Da allora a oggi i ricercatori impegnati in campo docimologico hanno elaborato un repertorio vastissimo di strumenti per la valutazione oggettiva dell’apprendimento, noti, in generale, come prove oggettive (o test) di profitto. Si tratta di prove spesso costituite da quesiti a risposta chiusa, cioè costruiti in modo che colui che risponde deve semplicemente scegliere un risposta tra una serie di alternative date. La garanzia essenziale di oggettività di tali strumenti di valutazione è data dal fatto che il risultato ottenuto dall’esaminato non cambia a seconda di chi li utilizza. La prova, inoltre, comprende una serie adeguata di quesiti che spaziano sull’intero ventaglio di temi sui quali verte l’esame.

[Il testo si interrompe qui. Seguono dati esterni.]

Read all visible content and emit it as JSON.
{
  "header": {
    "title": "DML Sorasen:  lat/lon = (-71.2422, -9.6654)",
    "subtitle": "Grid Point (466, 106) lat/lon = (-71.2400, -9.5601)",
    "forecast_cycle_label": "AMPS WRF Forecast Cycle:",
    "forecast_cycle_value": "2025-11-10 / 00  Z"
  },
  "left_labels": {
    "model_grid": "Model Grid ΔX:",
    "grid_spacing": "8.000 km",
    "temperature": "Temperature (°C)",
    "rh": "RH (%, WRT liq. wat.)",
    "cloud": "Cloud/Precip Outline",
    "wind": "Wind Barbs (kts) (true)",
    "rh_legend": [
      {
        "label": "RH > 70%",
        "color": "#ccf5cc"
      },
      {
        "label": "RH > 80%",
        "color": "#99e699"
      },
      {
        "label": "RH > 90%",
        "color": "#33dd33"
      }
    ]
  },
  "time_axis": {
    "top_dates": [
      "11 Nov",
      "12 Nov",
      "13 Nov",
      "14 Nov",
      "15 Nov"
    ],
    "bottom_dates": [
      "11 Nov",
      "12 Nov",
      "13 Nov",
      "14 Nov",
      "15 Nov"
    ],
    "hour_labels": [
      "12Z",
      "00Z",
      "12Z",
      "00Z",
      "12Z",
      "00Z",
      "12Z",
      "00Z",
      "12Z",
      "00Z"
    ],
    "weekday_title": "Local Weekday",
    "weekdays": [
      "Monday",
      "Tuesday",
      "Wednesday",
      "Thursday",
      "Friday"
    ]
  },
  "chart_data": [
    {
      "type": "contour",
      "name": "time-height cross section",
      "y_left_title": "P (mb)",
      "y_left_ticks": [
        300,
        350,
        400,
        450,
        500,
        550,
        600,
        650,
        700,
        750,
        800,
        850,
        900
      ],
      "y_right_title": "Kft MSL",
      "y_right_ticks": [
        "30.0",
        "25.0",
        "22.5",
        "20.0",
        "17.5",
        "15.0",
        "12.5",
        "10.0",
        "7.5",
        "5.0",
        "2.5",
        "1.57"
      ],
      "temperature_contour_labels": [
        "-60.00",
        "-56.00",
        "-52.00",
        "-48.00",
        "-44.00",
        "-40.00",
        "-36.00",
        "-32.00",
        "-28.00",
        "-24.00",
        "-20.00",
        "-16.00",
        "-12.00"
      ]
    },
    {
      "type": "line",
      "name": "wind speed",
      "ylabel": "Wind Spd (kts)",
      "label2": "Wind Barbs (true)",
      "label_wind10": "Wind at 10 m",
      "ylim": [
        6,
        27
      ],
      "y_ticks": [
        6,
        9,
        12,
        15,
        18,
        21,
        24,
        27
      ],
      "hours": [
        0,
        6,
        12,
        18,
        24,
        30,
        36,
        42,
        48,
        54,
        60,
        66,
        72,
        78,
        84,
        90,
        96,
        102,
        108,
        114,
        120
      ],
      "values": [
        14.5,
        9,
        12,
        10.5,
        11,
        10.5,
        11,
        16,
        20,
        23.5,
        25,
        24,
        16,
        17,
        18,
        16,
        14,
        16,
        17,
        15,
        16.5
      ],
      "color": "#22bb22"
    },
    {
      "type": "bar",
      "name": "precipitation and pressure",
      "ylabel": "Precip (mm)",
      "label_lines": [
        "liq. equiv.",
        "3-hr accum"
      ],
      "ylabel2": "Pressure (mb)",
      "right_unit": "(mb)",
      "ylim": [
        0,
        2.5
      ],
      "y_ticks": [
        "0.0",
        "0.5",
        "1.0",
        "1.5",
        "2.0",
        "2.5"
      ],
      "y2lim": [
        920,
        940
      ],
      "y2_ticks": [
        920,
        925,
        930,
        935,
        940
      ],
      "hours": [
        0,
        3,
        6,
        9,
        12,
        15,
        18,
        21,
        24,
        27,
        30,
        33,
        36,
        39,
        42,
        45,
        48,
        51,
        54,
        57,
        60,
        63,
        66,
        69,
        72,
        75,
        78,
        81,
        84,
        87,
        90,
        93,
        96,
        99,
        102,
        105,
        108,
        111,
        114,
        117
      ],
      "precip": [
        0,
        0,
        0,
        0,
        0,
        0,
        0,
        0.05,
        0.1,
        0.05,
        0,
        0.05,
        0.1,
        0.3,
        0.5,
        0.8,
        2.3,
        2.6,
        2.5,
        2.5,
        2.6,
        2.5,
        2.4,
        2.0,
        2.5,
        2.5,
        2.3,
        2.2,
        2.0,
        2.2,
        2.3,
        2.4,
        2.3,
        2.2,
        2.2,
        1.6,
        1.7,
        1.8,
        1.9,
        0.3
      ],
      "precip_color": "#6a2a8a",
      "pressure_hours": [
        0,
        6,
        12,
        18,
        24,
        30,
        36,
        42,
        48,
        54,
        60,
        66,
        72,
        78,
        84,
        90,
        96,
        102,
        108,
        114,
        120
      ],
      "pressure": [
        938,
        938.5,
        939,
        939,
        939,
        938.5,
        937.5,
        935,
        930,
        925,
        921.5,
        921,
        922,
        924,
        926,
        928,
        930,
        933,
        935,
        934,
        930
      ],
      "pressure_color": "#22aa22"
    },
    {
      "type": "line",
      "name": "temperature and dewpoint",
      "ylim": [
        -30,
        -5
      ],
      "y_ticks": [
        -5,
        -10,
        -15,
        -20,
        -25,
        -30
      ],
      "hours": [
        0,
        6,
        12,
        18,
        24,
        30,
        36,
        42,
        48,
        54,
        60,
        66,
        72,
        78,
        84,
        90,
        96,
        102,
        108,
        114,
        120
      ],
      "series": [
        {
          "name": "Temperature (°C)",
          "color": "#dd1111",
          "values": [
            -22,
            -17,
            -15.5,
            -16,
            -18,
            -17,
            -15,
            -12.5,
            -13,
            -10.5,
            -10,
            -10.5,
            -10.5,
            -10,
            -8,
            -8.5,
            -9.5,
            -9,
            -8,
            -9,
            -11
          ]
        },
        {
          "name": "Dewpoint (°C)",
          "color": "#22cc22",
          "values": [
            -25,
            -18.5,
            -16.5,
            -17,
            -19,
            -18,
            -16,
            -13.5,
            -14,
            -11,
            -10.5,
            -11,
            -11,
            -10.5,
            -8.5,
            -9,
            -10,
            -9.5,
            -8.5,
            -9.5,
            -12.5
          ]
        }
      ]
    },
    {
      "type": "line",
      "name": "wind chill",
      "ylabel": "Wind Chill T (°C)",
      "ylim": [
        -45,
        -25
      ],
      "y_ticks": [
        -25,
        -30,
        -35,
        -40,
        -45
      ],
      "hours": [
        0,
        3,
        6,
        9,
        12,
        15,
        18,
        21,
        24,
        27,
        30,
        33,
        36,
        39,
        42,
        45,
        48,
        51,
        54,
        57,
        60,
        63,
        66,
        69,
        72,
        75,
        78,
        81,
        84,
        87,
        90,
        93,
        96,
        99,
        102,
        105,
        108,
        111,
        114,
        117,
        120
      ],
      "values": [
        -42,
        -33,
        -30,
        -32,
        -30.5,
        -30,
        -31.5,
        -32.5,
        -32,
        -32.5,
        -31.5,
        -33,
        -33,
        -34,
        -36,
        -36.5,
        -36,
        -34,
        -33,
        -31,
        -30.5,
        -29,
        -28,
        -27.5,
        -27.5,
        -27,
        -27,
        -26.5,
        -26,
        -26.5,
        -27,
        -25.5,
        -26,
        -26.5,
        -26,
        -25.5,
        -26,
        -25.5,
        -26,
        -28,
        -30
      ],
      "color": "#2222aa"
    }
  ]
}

Altre prove oggettive richiedono invece a chi le esegue lo svolgimento di un’attività più complessa. A questo tipo appartengono, per esempio, alcune prove scritte, come il riassunto o il saggio breve, che consistono nell’elaborazione di un testo secondo precise regole di composizione. In questo modo chi corregge la prova, verificando se tali regole sono state adeguatamente rispettate, può valutare sulla base di elementi oggettivi la prestazione fornita.
Si tratta, in sostanza, di veri e propri strumenti di misura dell’apprendimento, che, se opportunamente costruiti e collaudati, possiedono caratteristiche analoghe a quelle degli strumenti di misura di variabili fisiche. Al pari di una bilancia, infatti, che fornisce la misura del peso di un oggetto indipendentemente da chi effettua la pesata e da fattori legati alla situazione – come la temperatura dell’aria o il tempo atmosferico –, un test di profitto deve fornire sempre lo stesso risultato a prescindere dall’insegnante che lo utilizza e da altre condizioni esterne (come la timidezza o il grado di scioltezza nel parlare del candidato).
In Italia l’uso dei test di profitto si è diffuso soprattutto negli ultimi trent’anni, anche se le pratiche di valutazione più tradizionali, come il tema in classe o l’interrogazione, sono ancora adottate da molti insegnanti.